Korean senior citizens wait in line for consultations at a job fair in Suwon, Gyeonggi, on Nov. 29. [NEWS1]

Korean senior citizens wait in line for consultations at a job fair in Suwon, Gyeonggi, on Nov. 29. [NEWS1]

One out of three Koreans over the age of 64 had jobs last year, the highest rate among Organisation for Economic Cooperation and Development (OECD) countries.
 
Around 34.1 percent of Koreans aged 65 and above were working in 2020, according to a report by the organization, up 1.2 percentage points on year. It was the highest rate among 33 OECD members, and around two times the average, which was around 14.7 percent. 2020 was the first year Korea had the highest percentage, beating Iceland, which had 31 percent.  
 
In a separate survey in 2018, Korea had the highest rate of poverty among the elderly in the OECD, with around 43.4 percent of people 65 or older living below the poverty line. The organization defines poverty as people who live on incomes below 50 percent of the median income.
 
That poverty rate among the elderly was around three times the average for OECD countries, which was 15.7 percent.
 
A growing proportion of the elderly in the job market reflects a complex socio-economic problem facing Korea.
 
The country’s legal retirement age is 60, but many employees at private companies are pressured to leave at around 50 due to scarce executive or high-ranking jobs.

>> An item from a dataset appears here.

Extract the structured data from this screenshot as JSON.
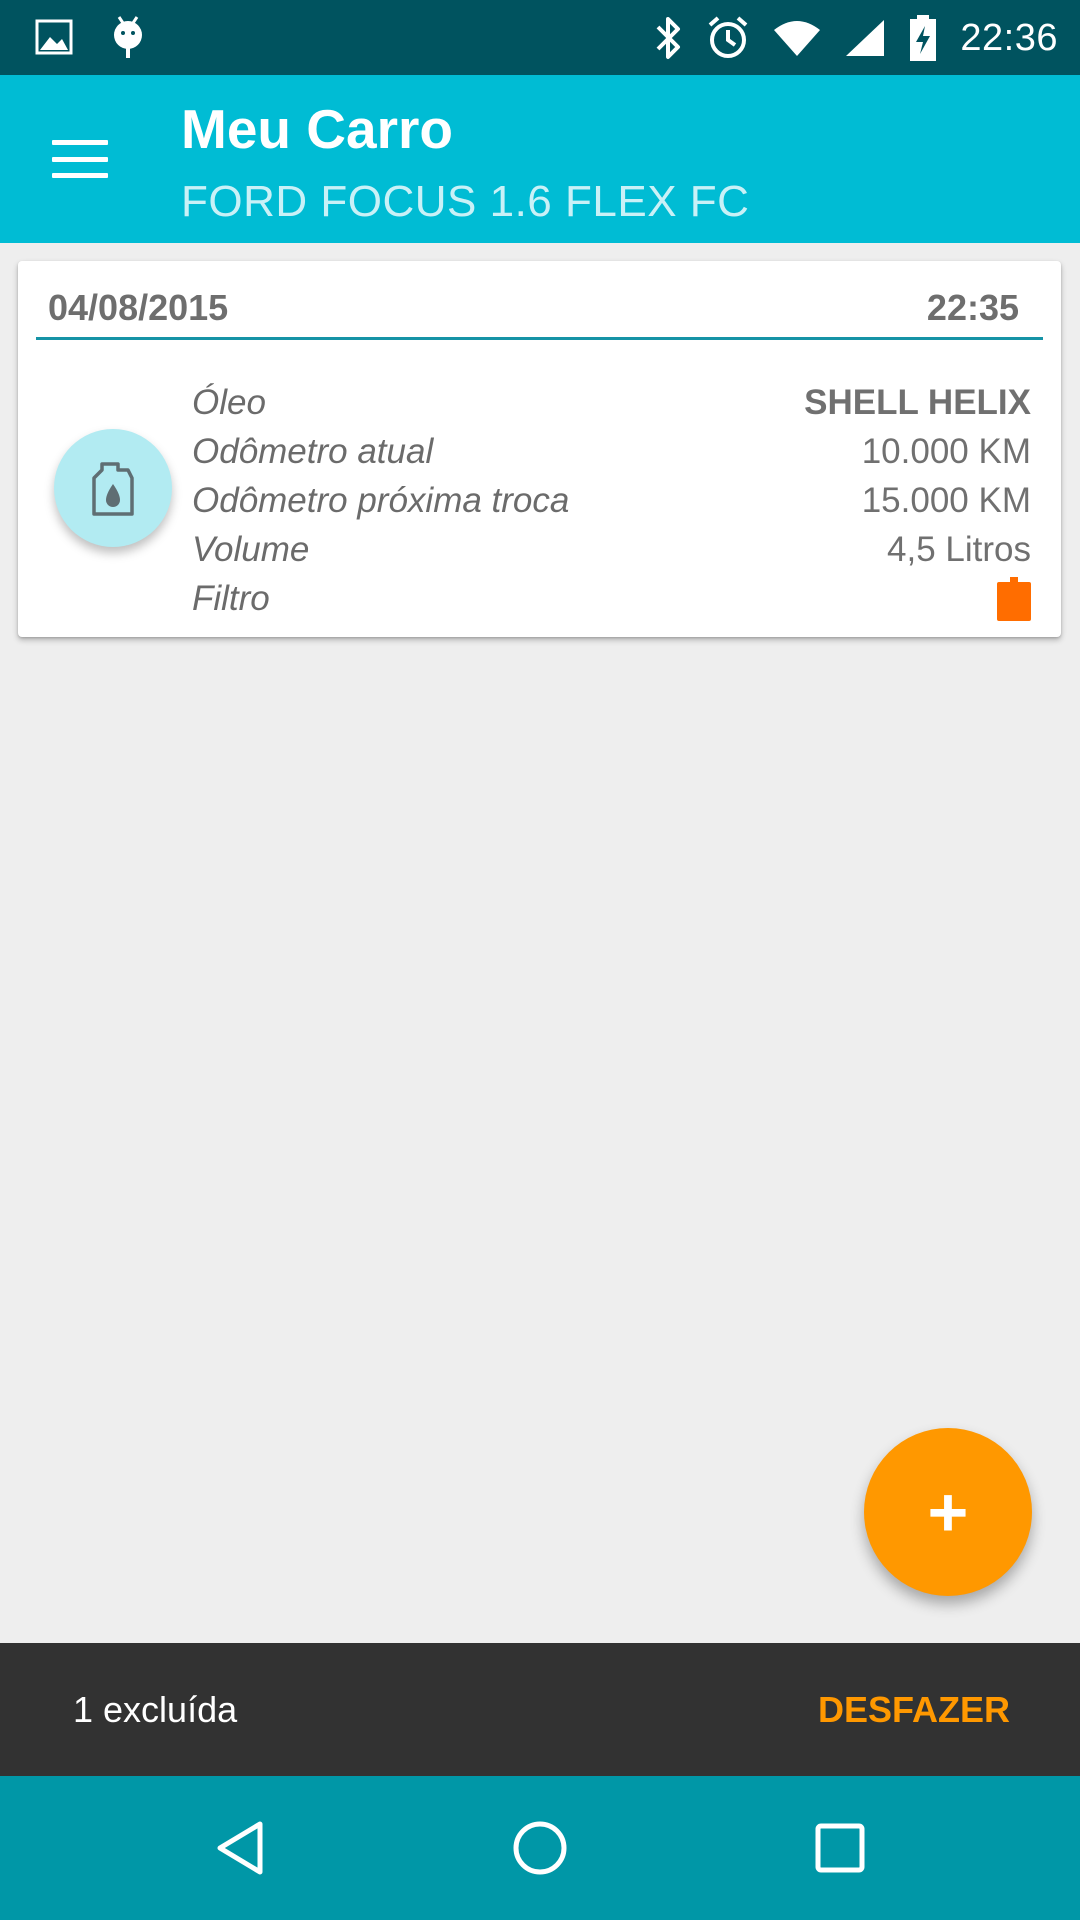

When they retire at such a young age, they realize their pensions or severance packages are far below the cost of living and that the social safety net is not sufficient. They are forced to reenter the working world, but often in positions that are temporary or day-to-day, offering very low pay.
 
Many other developed countries have seeing a decrease in the employment rates for senior citizens.    
 
The employment rate for seniors in Norway decreased to 10.3 percent in 2020 from 18.1 percent in 2010 while in Sweden, it declined to 10.7 percent from 13.3 percent. In Finland, the rate fell to 6.3 percent from 7.8 percent, according to the report.
 
During the same period, the employment rate for seniors in Korea rose to 34.1 percent from 29 percent.
 
Experts say the government should increase support programs to help retirees.    
 
“The employment rate of senior citizens rose as the government temporarily increased job positions for the elderly after the Covid-19 pandemic,” Yoo Jae-eon, social welfare professor at Gachon University, said. “But the problem is that the jobs offered by the government doesn't really pay them enough.
 
“Compared to other developed countries, the amount of public pensions Korean seniors receive is too small, so they are forced to work after retirement,” Yoo added. “The government should come up with some measures to help them get jobs in the private sectors."